The longer I sat at the table, the more women appeared. Haua came and sat across from me. She took my hand and stretched out my arm. She pointed to my white skin and kept saying, "Fine, fine." I pointed to her black skin and said the same thing. We were bonding. She then opened my hand and looked confused as she looked at her hand then back at mine. She felt hers. Then felt mine. I could tell what she was getting at. Her hands are rough and calloused from years of work. Mine are not. She took my pen and pretended to write. She then put it down and pretended to be chopping things. She was telling me she works hard with her hands. I work hard with my pen. All the women laughed. How true was that comment? They all turned over their hands to reveal years and years of hard physical labor. I turned mine over to reveal a different world.

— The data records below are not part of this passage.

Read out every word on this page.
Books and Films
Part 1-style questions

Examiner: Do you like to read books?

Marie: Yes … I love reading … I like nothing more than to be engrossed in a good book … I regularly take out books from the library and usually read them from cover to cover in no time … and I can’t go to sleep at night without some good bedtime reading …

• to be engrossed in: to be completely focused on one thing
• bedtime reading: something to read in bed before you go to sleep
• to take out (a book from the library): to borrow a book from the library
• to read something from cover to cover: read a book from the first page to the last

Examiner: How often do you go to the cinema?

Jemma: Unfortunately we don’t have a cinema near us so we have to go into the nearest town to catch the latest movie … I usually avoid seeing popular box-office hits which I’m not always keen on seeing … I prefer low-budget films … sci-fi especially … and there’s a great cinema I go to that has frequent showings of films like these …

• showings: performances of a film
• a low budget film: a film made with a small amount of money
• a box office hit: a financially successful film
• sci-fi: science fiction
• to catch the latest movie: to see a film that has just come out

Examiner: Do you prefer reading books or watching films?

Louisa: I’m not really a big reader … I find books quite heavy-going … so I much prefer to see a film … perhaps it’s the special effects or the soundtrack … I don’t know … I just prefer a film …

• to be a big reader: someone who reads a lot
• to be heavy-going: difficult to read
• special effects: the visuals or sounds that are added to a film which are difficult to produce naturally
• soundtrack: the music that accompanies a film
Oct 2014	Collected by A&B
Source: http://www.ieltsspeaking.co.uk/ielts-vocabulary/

Another West African country. Another fish lips moment...The time had come. I looked at Seibatu and did fish lips. She looked at me confused until I said her name. She smiled and after a little struggle, hers too appeared. Haua... crooked, but there. Satta...Satta took a bit of time but eventually she too could speak the language of the fish. Everyone tried. Everyone laughed. This was good, especially for Haua who when she said down I asked, "Haua, you happy?" "No." She wouldn't tell me why and she had this concerned looked on her face but she wouldn't talk. She laughed though. Someone walked by and asked if I was teaching life skills. No. I wasn't, but the women laughed together today and I think that was big in itself.